Aos historiadores caberia apontar as causas estruturais que propiciaram o quadro social existente no Pontal do Paranapanema na atualidade. No passado próximo, as conseqüências sociais e ambientais do modelo de desenvolvimento econômico implementado pelo regime militar. No Pontal, os efeitos mais dramáticos, presentes ainda hoje, foram resultado da construção de usinas hidrelétricas e da expansão da lavoura canavieira pelo vale afora, em busca de fontes de energia. No passado longínquo, o devastador processo de ocupação das terras que integravam as reservas naturais da Lagoa São Paulo, do Pontal e Morro do Diabo. O patrimônio ecológico, científico e cultural, além de potencial turístico, contidos em sistemas naturais raros e sítios arqueológicos das reservas, foi solapado pelo fogo da ganância econômica e pela água da ambição política. A história ambiental, social e econômica da região aguarda as pesquisas de cientistas sociais.
O governo paulista clama com voz fraca pela força da lei. Em um esforço lento, aposta no poder regenerador da ordem jurídica. Esta foi sistematicamente violentada pela ocupação irregular e progressiva das terras do Pontal.
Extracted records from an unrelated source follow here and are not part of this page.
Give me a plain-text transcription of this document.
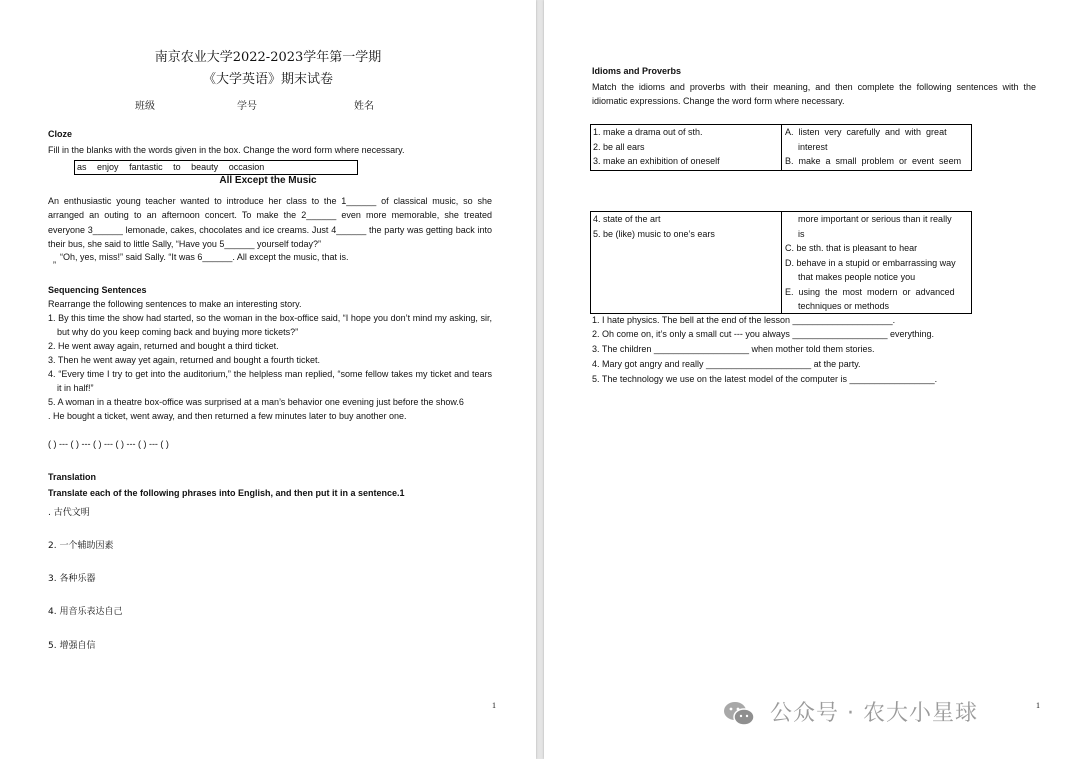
南京农业大学2022-2023学年第一学期
《大学英语》期末试卷
班级	学号	姓名
Cloze
Fill in the blanks with the words given in the box. Change the word form where necessary.
as enjoy fantastic to beauty occasion
All Except the Music
An enthusiastic young teacher wanted to introduce her class to the 1______ of classical music, so she arranged an outing to an afternoon concert. To make the 2______ even more memorable, she treated everyone 3______ lemonade, cakes, chocolates and ice creams. Just 4______ the party was getting back into their bus, she said to little Sally, “Have you 5______ yourself today?”
“Oh, yes, miss!” said Sally. “It was 6______. All except the music, that is.
”
Sequencing Sentences
Rearrange the following sentences to make an interesting story.
1. By this time the show had started, so the woman in the box-office said, “I hope you don’t mind my asking, sir, but why do you keep coming back and buying more tickets?”
2. He went away again, returned and bought a third ticket.
3. Then he went away yet again, returned and bought a fourth ticket.
4. “Every time I try to get into the auditorium,” the helpless man replied, “some fellow takes my ticket and tears it in half!”
5. A woman in a theatre box-office was surprised at a man’s behavior one evening just before the show.6
. He bought a ticket, went away, and then returned a few minutes later to buy another one.
( ) --- ( ) --- ( ) --- ( ) --- ( ) --- ( )
Translation
Translate each of the following phrases into English, and then put it in a sentence.1
. 古代文明
2. 一个辅助因素
3. 各种乐器
4. 用音乐表达自己
5. 增强自信
1
Idioms and Proverbs
Match the idioms and proverbs with their meaning, and then complete the following sentences with the idiomatic expressions. Change the word form where necessary.
1. make a drama out of sth.
2. be all ears
3. make an exhibition of oneself
A.  listen  very  carefully  and  with  great
interest
B.  make  a  small  problem  or  event  seem
4. state of the art
5. be (like) music to one’s ears
more important or serious than it really
is
C. be sth. that is pleasant to hear
D. behave in a stupid or embarrassing way
that makes people notice you
E.  using  the  most  modern  or  advanced
techniques or methods
1. I hate physics. The bell at the end of the lesson ____________________.
2. Oh come on, it’s only a small cut --- you always ___________________ everything.
3. The children ___________________ when mother told them stories.
4. Mary got angry and really _____________________ at the party.
5. The technology we use on the latest model of the computer is _________________.
1
公众号 · 农大小星球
Não faltaram prefeitos, juízes, vereadores e deputados que, amparados na negligência e inação de governadores de São Paulo, colaboraram para a apropriação ilegal das terras públicas das reservas estaduais.
Na década de 1990, o MST iniciou a mobilização de arrendatários, bóias-frias, assalariados e desempregados. Hoje, há vários assentamentos ocupando milhares de hectares e abrigando centenas de famílias. O governo do estado quer regularizar a situação fundiária na região, retomando terras devolutas e abrindo a possibilidade de sua aquisição mediante a venda aos atuais ocupantes. Espera, assim, estabelecer um clima de segurança e tranqüilidade social capaz de incentivar as atividades econômicas e atrair novos investimentos no Pontal. Enfim, dar vida nova para essa área degradada e para a população espoliada pela violência dos homens contra a natureza e contra seus semelhantes.
A redenção dos pobres da terra ganhou novo alento com a volta da atuação de José Rainha, dirigente do MST, no Pontal. Enfrentando preconceitos, acusações, desconfianças e ameaças de todo tipo, Rainha organiza um novo e grande acampamento. Está reunindo os desvalidos da sorte e as vítimas recentes da inépcia governamental do pacto de sangue PSDB-PFL. Na anunciada nova Canudos, os solos calcinados, a fauna e a flora dizimadas, a extinta população das tribos Caiuás e Caingangues, poderiam rebrotar das cinzas ? José Rainha e seus companheiros apostam na nova era política do governo Lula.
A superação da lógica do conflito e da violência social é um desejo esperado e necessário. Igualmente, a transformação do Pontal em região produtiva, de fato, via para a promoção social, combate à fome, desemprego e pobreza. Integrar o Pontal do Paranapanema ao conjunto da economia estadual, preservando os vestígios das reservas naturais, implica, também, em compreender os mecanismos da criação dessa que foi, até agora, a terra prometida do erro. O que ela recebeu, o que ela pode dar?
Paulo Henrique Martinez, professor no Departamento de História da UNESP, Assis/SP.